Una vita ricca di incontri è costellata di irriconoscenze. Parliamo dei Ricchi e Poveri…
«I Ricchi e Poveri, quando vennero premiati a Sanremo per il cinquantenario di La prima cosa bella, non pensarono che sarebbe stato carino nominare, in quell’occasione, il qui presente, ovvero colui che con la sua etichetta discografica Apollo aveva caldeggiato, fortemente, il loro ingresso a Sanremo. Dovrebbero essere più riconoscenti. E visto che sono genovesi, vorrei far notare che un “grazie” non costa niente».
Col maestro Morricone, non ha filato tutto liscio…
«Ennio Morricone era un genio assoluto, con un carattere non facilissimo. Prima di diventare, meritatamente, il più osannato tra i compositori, ascrisse nel suo curriculum l’arrangiamento di alcuni miei brani storici. Abbronzatissima ha quel curioso inizio, con le due “a” distanziate tra loro di un’ottava. Ennio si era fissato, fino a tarda età, che quel salto di ottava l’avessi rubato a lui, prelevandolo da una sua canzone precedente. Non ho fatto nessunissimo plagio eppure lui, di continuo, ricicciava fuori questa storia. Comunque, a modo suo mi voleva bene. Una volta successe pure il miracolo che, intervistato da Veltroni, mi fece un sacco di complimenti».
Un piccolo contrattempo ci fu anche con Carlo Conti. Confermiamo?
«Successe che Conti aveva promesso, a me e a Wilma, di organizzare la nostra reunion nella cornice di Sanremo. In quegli stessi giorni, Romina e Albano si riaccostarono dopo lunga distanza, e Conti all’Ariston ci sostituì con loro due che, mediaticamente, garantivano un riscontro maggiore».
Sarebbe bello vederla un giorno a Ballando, in coppia con Frida…
«Se l’intelligenza artificiale ballasse al posto mio, molto volentieri. Ho fatto ballare un sacco di gente, ma io ho non ho mai ballato. Frida sì che balla benissimo. Se la caverebbe stupendamente».
Con la Vanoni ci sono state occasioni professionali?
«La conobbi nel lontano ’59: era fidanzata con Lucio Ardenzi, produttore di uno spettacolo teatrale cui prendevo parte, e ricordo che al tavolo del ristorante si profondevano in effusioni da innamorati.

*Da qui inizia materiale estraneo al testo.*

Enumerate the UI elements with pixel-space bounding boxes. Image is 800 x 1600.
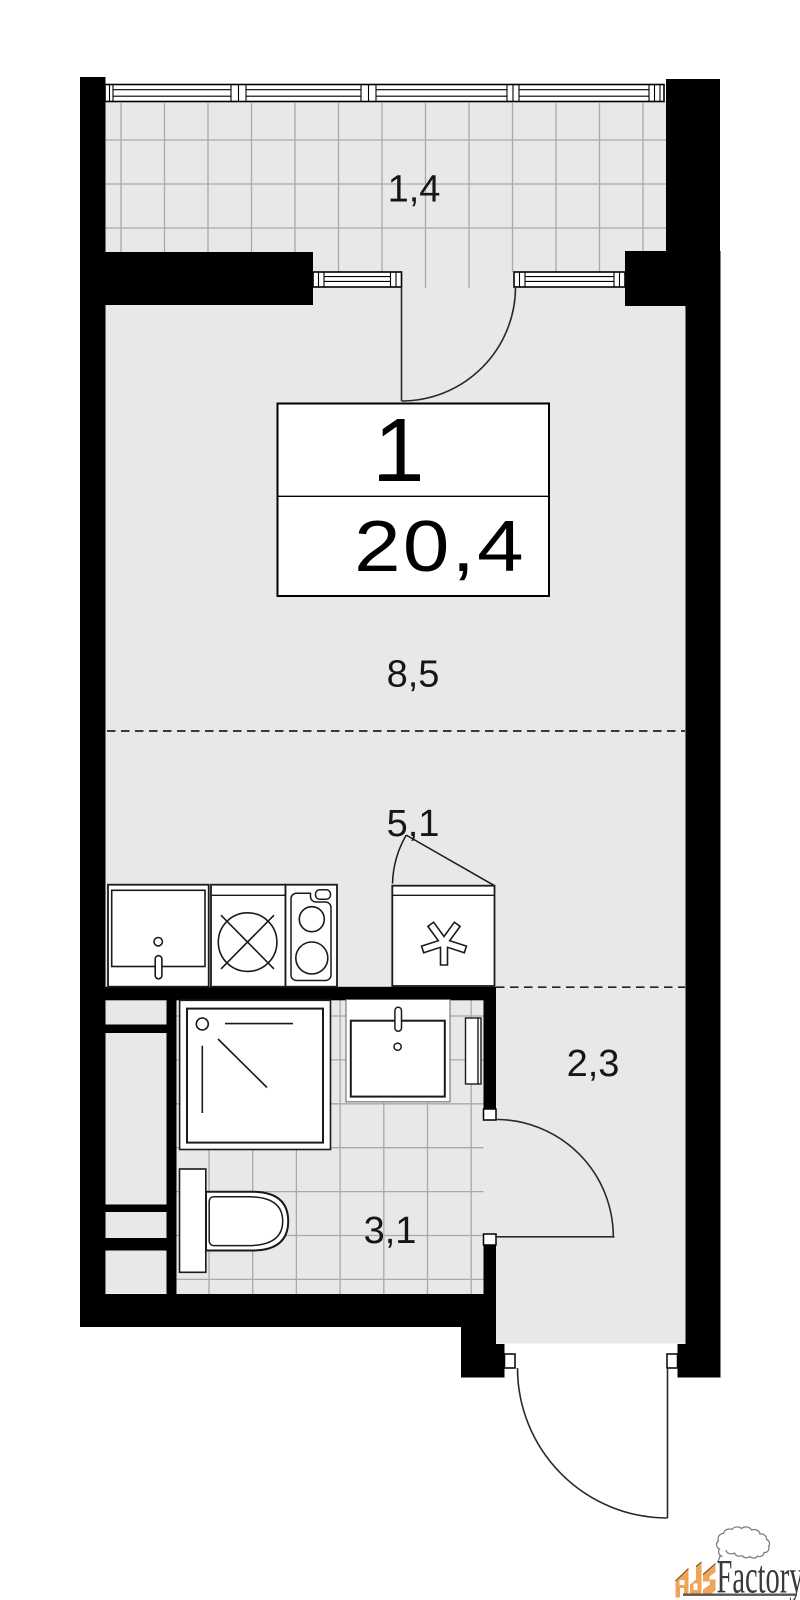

No, occasioni professionali comuni non ne abbiamo mai avuto, anche perché non c’erano molti punti di contatto tra noi, appartenevamo a mondi diversi. Con Paoli sì, ci si frequentava. Quando lui era fidanzato con la Sandrelli, io stavo con un’amica di Stefania, per cui capitava di incontrarci la sera».
Gli artisti devono essere di tutti, ma politicamente lei non ha mai celato una vicinanza alla destra liberale.
«Giorgia Meloni potrebbe utilizzare la mia Semo gente de borgata come sigla nelle sue apparizioni pubbliche. Nessuno, più di lei, sa parlare il linguaggio verace della gente».
Vent’anni fa, quando partecipò al reality Il ristorante, ci fu il celebre episodio “futurista” di Frida che scagliò una torta in faccia a Antonella Clerici.
«Mio padre era un poeta futurista che partecipò pure all’impresa fiumana, ma chi sa se avrebbe approvato quell’estemporaneità di Frida, eheh. Scherzi a parte, Frida era rimasta un po’ scocciata per il modo in cui ero stato trattato. Antonella in realtà c’entrava poco, ma la torta se la beccò comunque. L’incidente è bello che archiviato da una vita».
Il suo fan più indomito si chiama Mariano Marenco, la segue da oltre cinquant’anni con una perseveranza fuori dal comune. Ha già sentito
Babbo Vianello?
«I suoi commenti in genere sono favorevoli, attendo il suo responso. Vorrei approfittarne per fargli pubblicamente gli auguri, il 16 dicembre compie gli anni. È il mio ammiratore più granitico da sempre, e da sempre ricambio le sue attenzioni smoderate con una sincera amicizia».